Senza fissa dimora, boom di richieste di ospitalità a Casa Elisabetta all'Arcella
Numeri insostenibili. Sono quelli con cui deve fare i conti l’associazione Elisabetta d’Ungheria nell’ospitalità alle persone senza dimora. Tra qualche mese la casa si trasferirà in una nuova sede, più ampia e adeguata, ma intanto quest’anno i posti non bastano a soddisfare tutte le domande.
Numeri insostenibili.
Sono quelli con cui deve fare i conti l’associazione Elisabetta d’Ungheria nell’ospitalità alle persone senza dimora. Casa Elisabetta, in zona San Carlo all’Arcella a Padova, dispone di quattordici letti per la prima accoglienza e tre per la seconda, questi ultimi riservati a quanti stanno compiendo un più specifico percorso di reinserimento sociale e lavorativo.
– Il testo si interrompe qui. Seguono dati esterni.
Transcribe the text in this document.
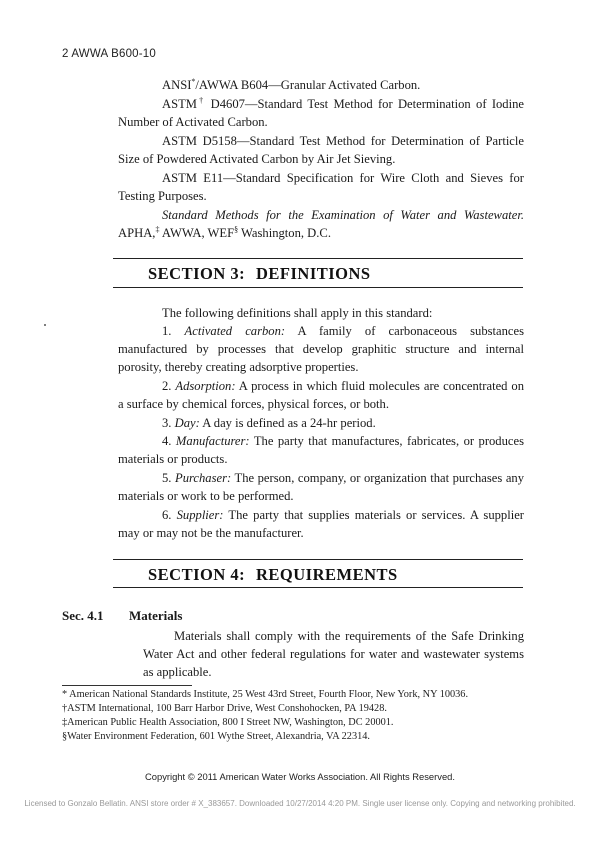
2 AWWA B600-10
ANSI*/AWWA B604—Granular Activated Carbon.
ASTM† D4607—Standard Test Method for Determination of Iodine Number of Activated Carbon.
ASTM D5158—Standard Test Method for Determination of Particle Size of Powdered Activated Carbon by Air Jet Sieving.
ASTM E11—Standard Specification for Wire Cloth and Sieves for Testing Purposes.
Standard Methods for the Examination of Water and Wastewater. APHA,‡ AWWA, WEF§ Washington, D.C.
SECTION 3: DEFINITIONS
The following definitions shall apply in this standard:
1. Activated carbon: A family of carbonaceous substances manufactured by processes that develop graphitic structure and internal porosity, thereby creating adsorptive properties.
2. Adsorption: A process in which fluid molecules are concentrated on a surface by chemical forces, physical forces, or both.
3. Day: A day is defined as a 24-hr period.
4. Manufacturer: The party that manufactures, fabricates, or produces materials or products.
5. Purchaser: The person, company, or organization that purchases any materials or work to be performed.
6. Supplier: The party that supplies materials or services. A supplier may or may not be the manufacturer.
SECTION 4: REQUIREMENTS
Sec. 4.1 Materials
Materials shall comply with the requirements of the Safe Drinking Water Act and other federal regulations for water and wastewater systems as applicable.
* American National Standards Institute, 25 West 43rd Street, Fourth Floor, New York, NY 10036.
†ASTM International, 100 Barr Harbor Drive, West Conshohocken, PA 19428.
‡American Public Health Association, 800 I Street NW, Washington, DC 20001.
§Water Environment Federation, 601 Wythe Street, Alexandria, VA 22314.
Copyright © 2011 American Water Works Association. All Rights Reserved.
Licensed to Gonzalo Bellatin. ANSI store order # X_383657. Downloaded 10/27/2014 4:20 PM. Single user license only. Copying and networking prohibited.
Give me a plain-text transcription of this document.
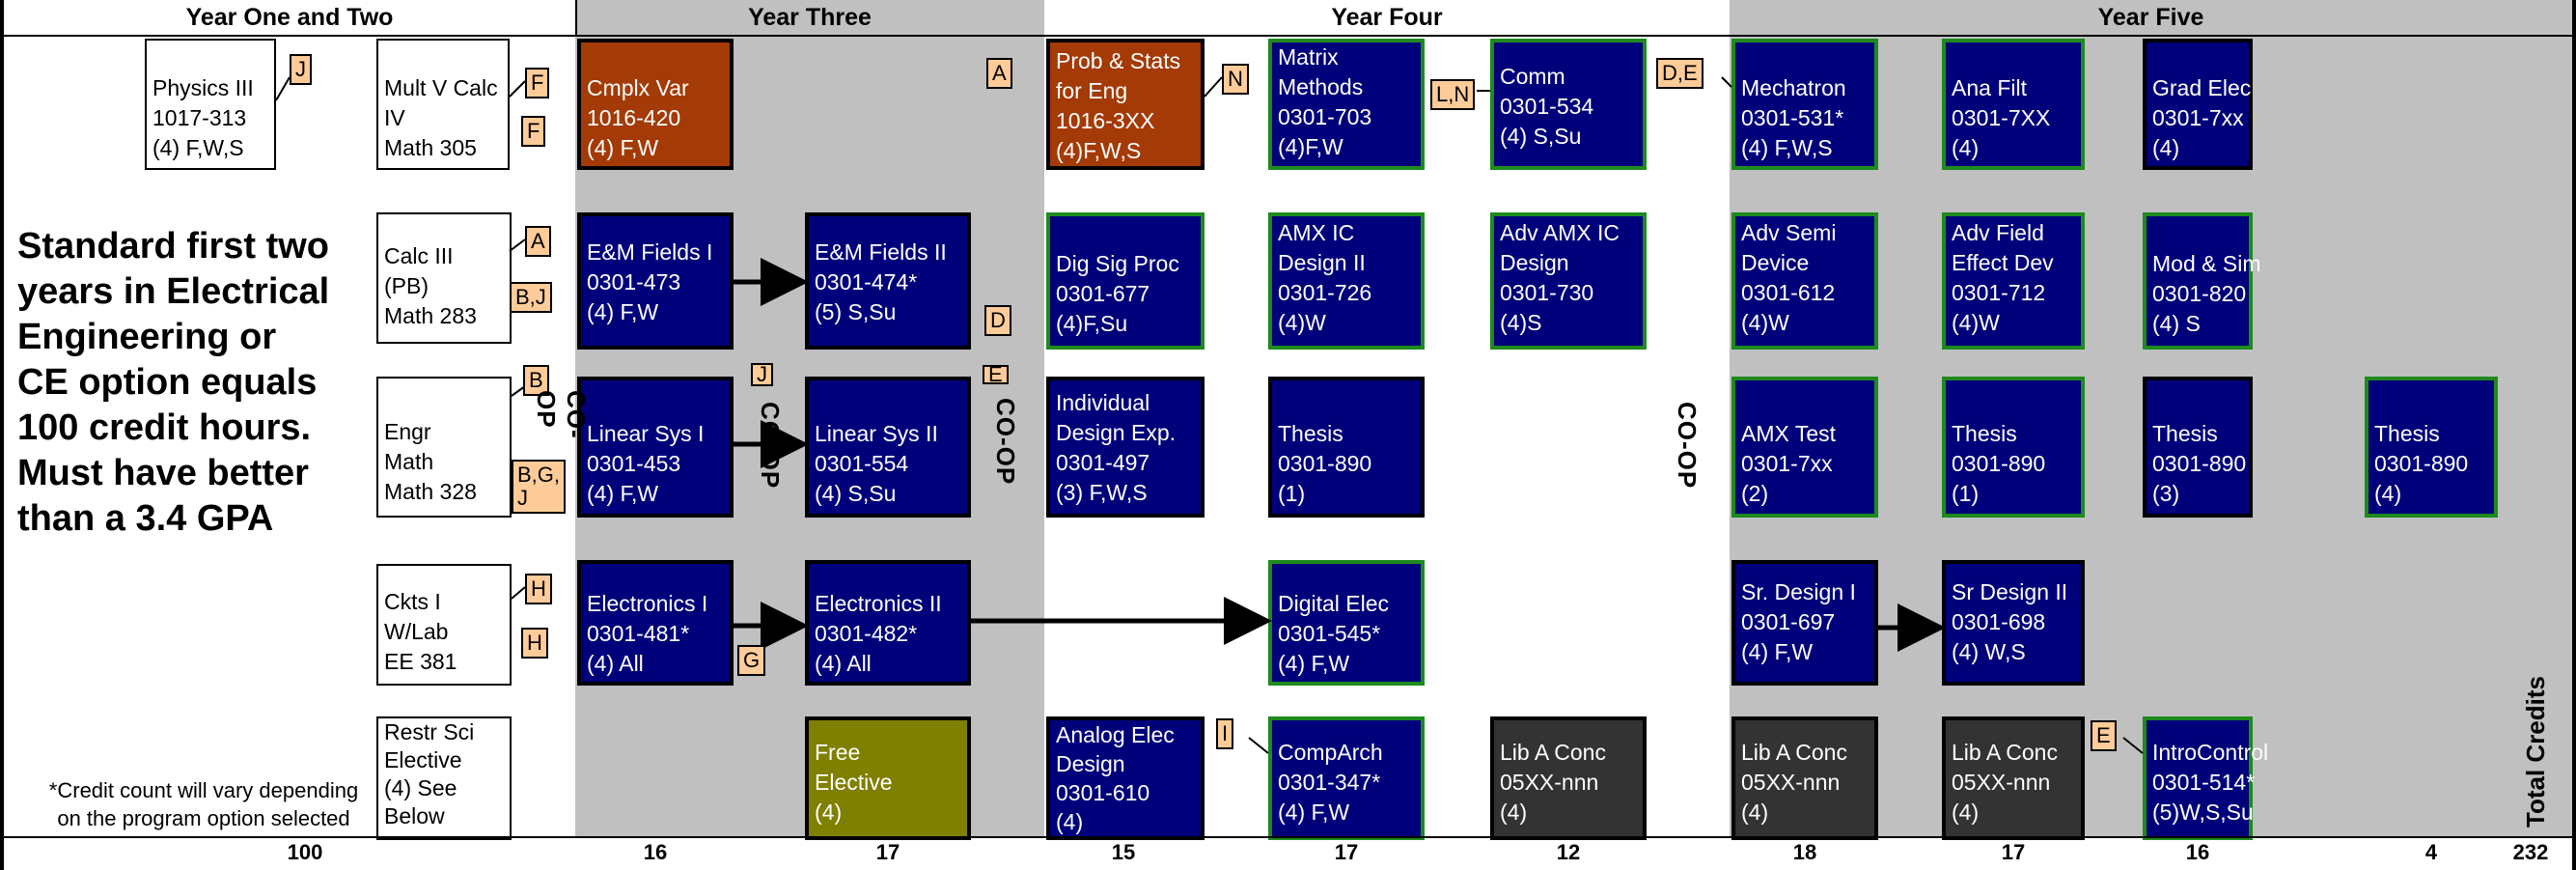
Year One and Two	Year Three	Year Four	Year Five
Standard first two
years in Electrical
Engineering or
CE option equals
100 credit hours.
Must have better
than a 3.4 GPA
*Credit count will vary depending
on the program option selected
Physics III
1017-313
(4) F,W,S
Mult V Calc
IV
Math 305
Calc III
(PB)
Math 283
Engr
Math
Math 328
Ckts I
W/Lab
EE 381
Restr Sci
Elective
(4) See
Below
Cmplx Var
1016-420
(4) F,W
E&M Fields I
0301-473
(4) F,W
E&M Fields II
0301-474*
(5) S,Su
Linear Sys I
0301-453
(4) F,W
Linear Sys II
0301-554
(4) S,Su
Electronics I
0301-481*
(4) All
Electronics II
0301-482*
(4) All
Free
Elective
(4)
Prob & Stats
for Eng
1016-3XX
(4)F,W,S
Dig Sig Proc
0301-677
(4)F,Su
Individual
Design Exp.
0301-497
(3) F,W,S
Analog Elec
Design
0301-610
(4)
Matrix
Methods
0301-703
(4)F,W
AMX IC
Design II
0301-726
(4)W
Thesis
0301-890
(1)
Digital Elec
0301-545*
(4) F,W
CompArch
0301-347*
(4) F,W
Comm
0301-534
(4) S,Su
Adv AMX IC
Design
0301-730
(4)S
Lib A Conc
05XX-nnn
(4)
Mechatron
0301-531*
(4) F,W,S
Adv Semi
Device
0301-612
(4)W
AMX Test
0301-7xx
(2)
Sr. Design I
0301-697
(4) F,W
Lib A Conc
05XX-nnn
(4)
Ana Filt
0301-7XX
(4)
Adv Field
Effect Dev
0301-712
(4)W
Thesis
0301-890
(1)
Sr Design II
0301-698
(4) W,S
Lib A Conc
05XX-nnn
(4)
Grad Elec
0301-7xx
(4)
Mod & Sim
0301-820
(4) S
Thesis
0301-890
(3)
IntroControl
0301-514*
(5)W,S,Su
Thesis
0301-890
(4)
J
F
F
A
B,J
B
B,G,
J
H
H
G
D
J	E
A	N
L,N
D,E
I	E
CO-OP	CO-OP	CO-OP	CO-OP
Total Credits
100	16	17	15	17	12	18	17	16	4	232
Tra qualche mese la casa si trasferirà in una nuova sede, più ampia e adeguata, ma intanto quest’anno i posti non bastano a soddisfare tutte le domande.
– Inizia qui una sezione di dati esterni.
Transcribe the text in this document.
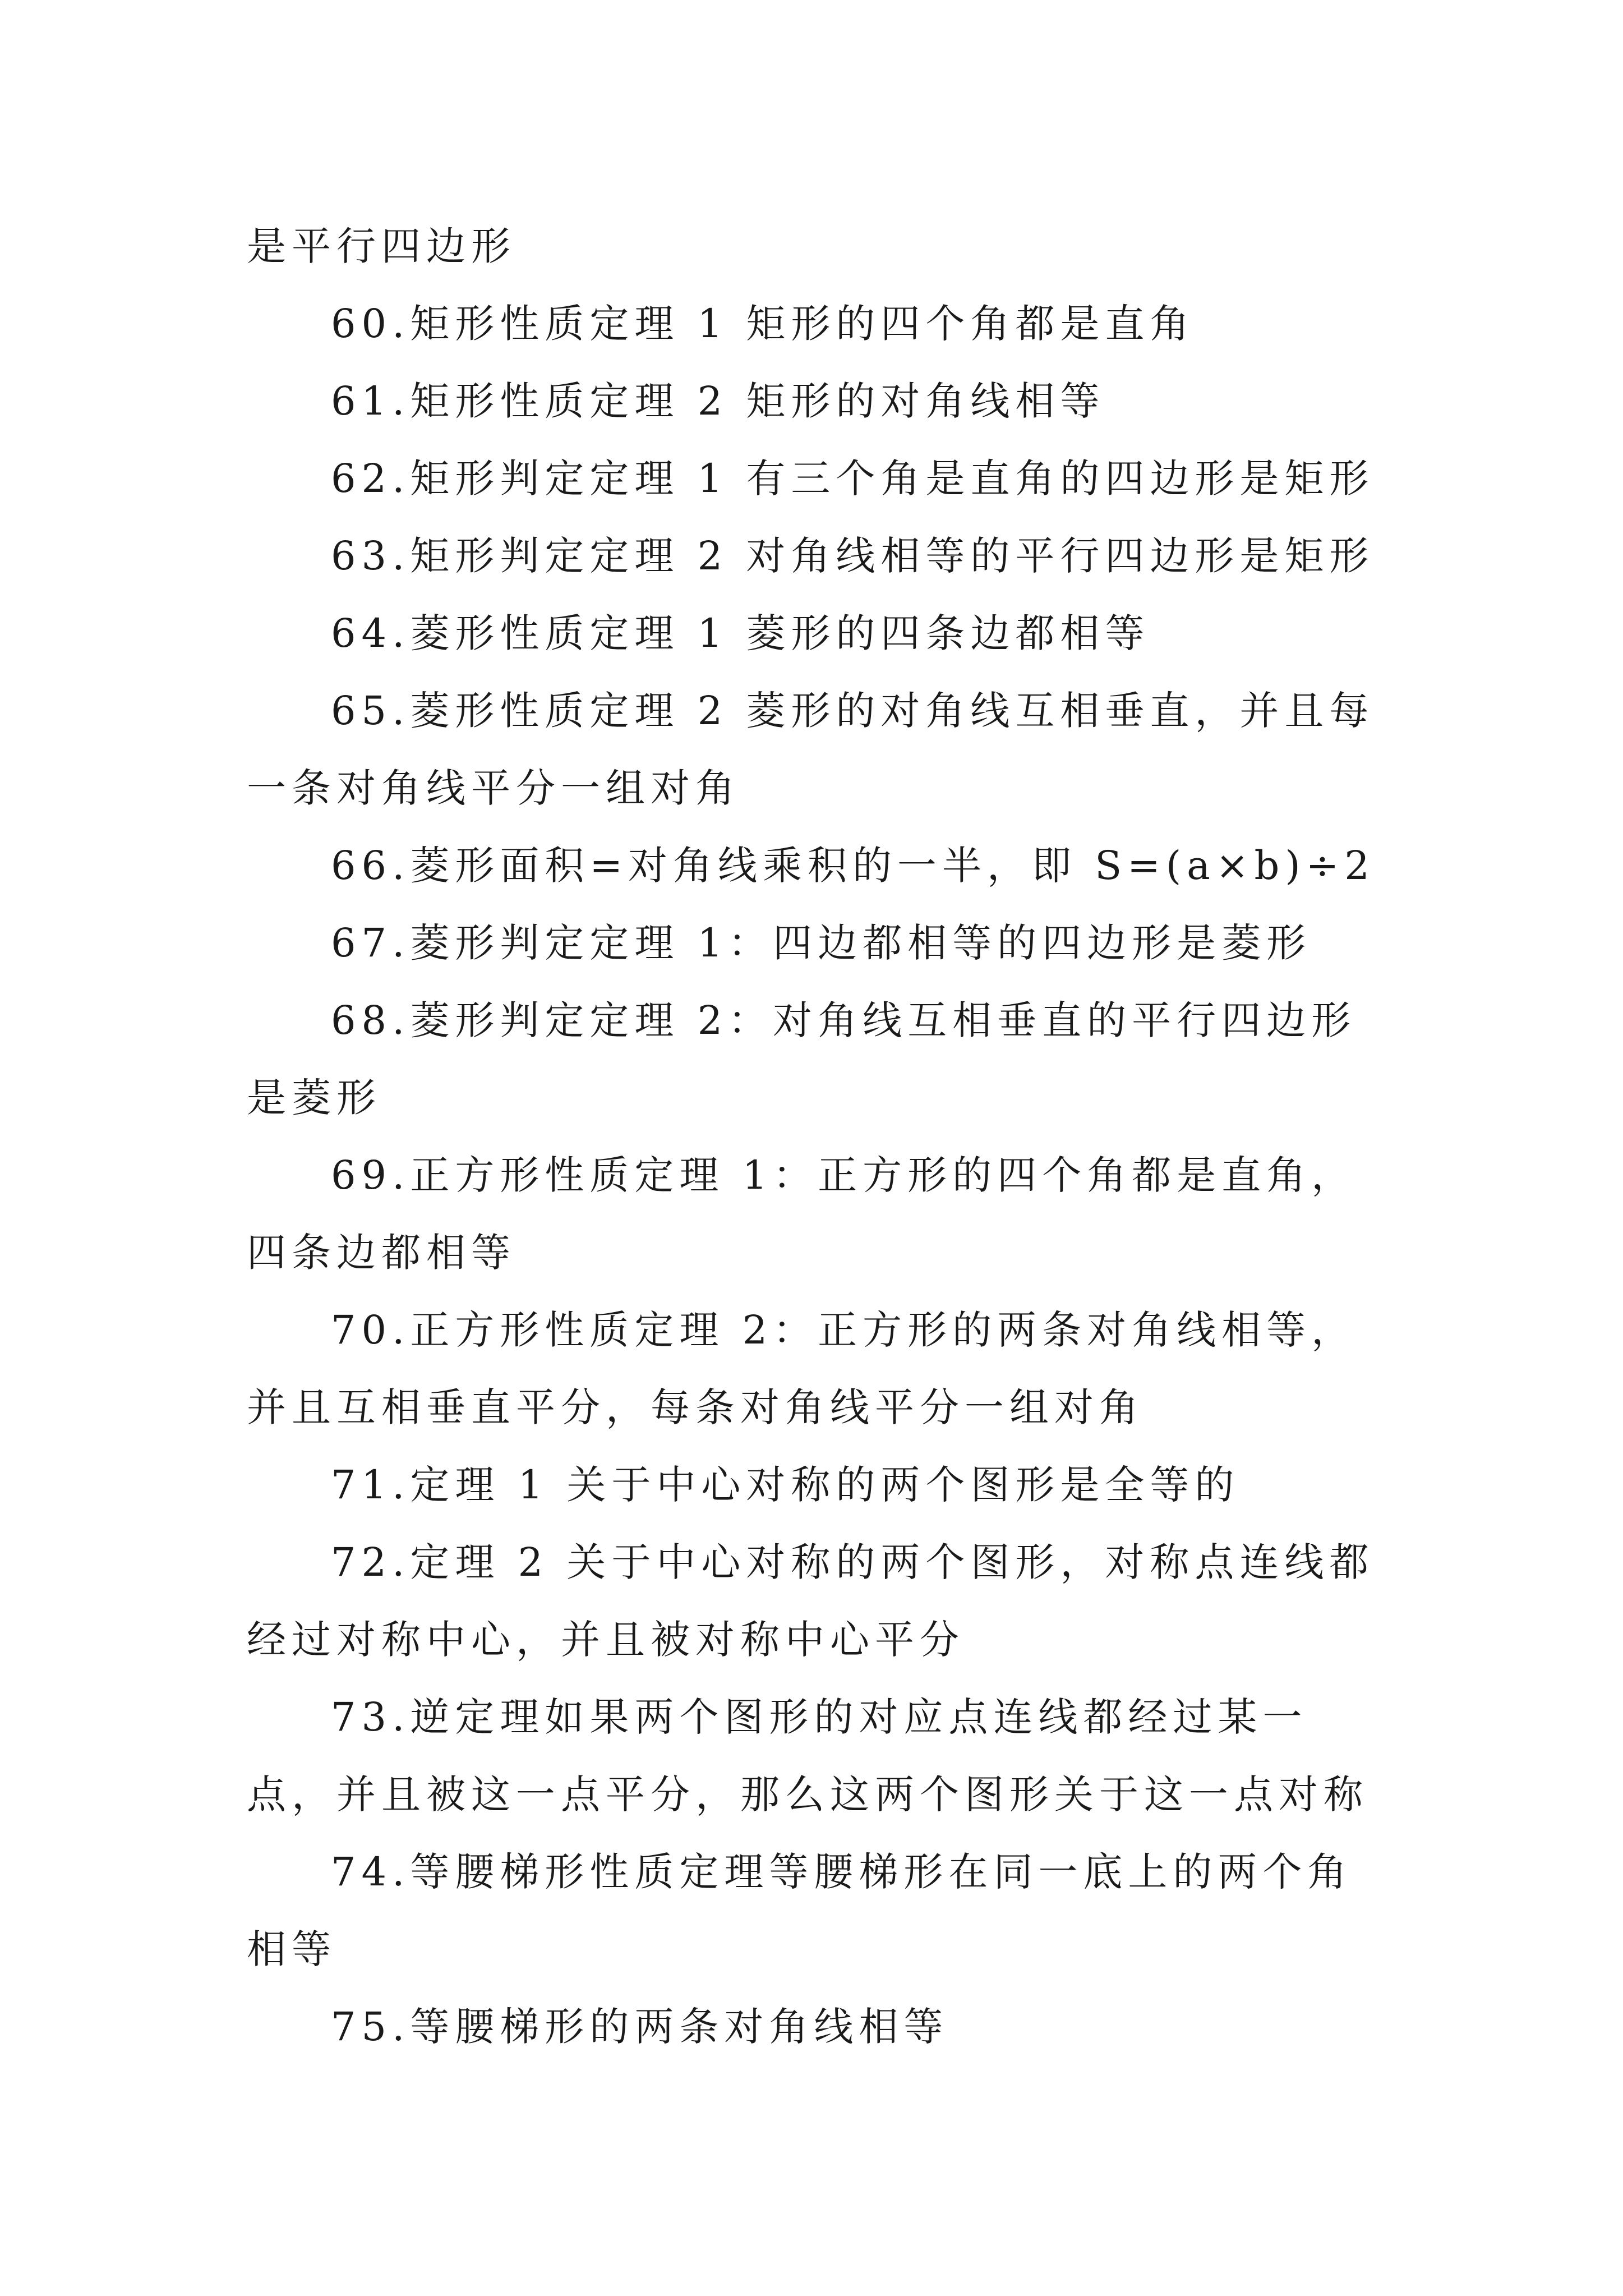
是平行四边形

60.矩形性质定理 1 矩形的四个角都是直角

61.矩形性质定理 2 矩形的对角线相等

62.矩形判定定理 1 有三个角是直角的四边形是矩形

63.矩形判定定理 2 对角线相等的平行四边形是矩形

64.菱形性质定理 1 菱形的四条边都相等

65.菱形性质定理 2 菱形的对角线互相垂直，并且每一条对角线平分一组对角

66.菱形面积=对角线乘积的一半，即 S=(a×b)÷2

67.菱形判定定理 1：四边都相等的四边形是菱形

68.菱形判定定理 2：对角线互相垂直的平行四边形是菱形

69.正方形性质定理 1：正方形的四个角都是直角，四条边都相等

70.正方形性质定理 2：正方形的两条对角线相等，并且互相垂直平分，每条对角线平分一组对角

71.定理 1 关于中心对称的两个图形是全等的

72.定理 2 关于中心对称的两个图形，对称点连线都经过对称中心，并且被对称中心平分

73.逆定理如果两个图形的对应点连线都经过某一点，并且被这一点平分，那么这两个图形关于这一点对称

74.等腰梯形性质定理等腰梯形在同一底上的两个角相等

75.等腰梯形的两条对角线相等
«Abbiamo aperto in ritardo, a dicembre invece che a ottobre, e siamo stati letteralmente sommersi dalle richieste – spiega Nicolò Targhetta, referente dell’associazione – Il boom è dovuto al fatto che l’amministrazione comunale ha stabilito di non accettare nelle strutture pubbliche i non residenti in città. Noi non abbiamo guardato a questo requisito ma, allo stesso tempo, abbiamo deciso di non snaturare il nostro stile, che è puntare più sulla qualità che sulla quantità».
Casa Elisabetta non vuole essere un semplice dormitorio, ma un ambiente in cui si respira un’aria familiare
«Ci interessa inserire la persona senza dimora in un percorso di recupero. Tutto è mirato a questo obiettivo, a partire dal fatto di lavorare, per quanto possibile, sempre con le stesse persone, e di rimanere aperti fino a metà maggio, cioè ben più a lungo della cosiddetta “emergenza freddo”».
Snodo dell’attività di casa Elisabetta è lo sportello del sabato
Si ascoltano i bisogni e le difficoltà degli ospiti e si dà loro un sostegno psicologico, una direzione verso il reinserimento lavorativo o il ricontatto con la famiglia. «Facciamo il punto della situazione di ciascuno, controlliamo che i curriculum siano ben redatti e i documenti in regola. Valutiamo le nuove richieste di accesso alla struttura, dove l’ospite rimarrà dal martedì al lunedì».
Ma chi sono gli inquilini di casa Elisabetta?
«Circa la metà sono italiani cinquantenni divorziati, un’altra buona metà nordafricani arrivati negli anni Ottanta e Novanta; una piccola minoranza sono cittadini dell’Est. Sono soprattutto persone rimaste senza lavoro ma anche, sempre più spesso, con alle spalle storie di dipendenza dal gioco d’azzardo. Per far fronte alle loro necessità, l’associazione Elisabetta d’Ungheria mette in campo sessanta volontari e fa affidamento sulla provvidenza, dato che si sostiene solo grazie alle donazioni».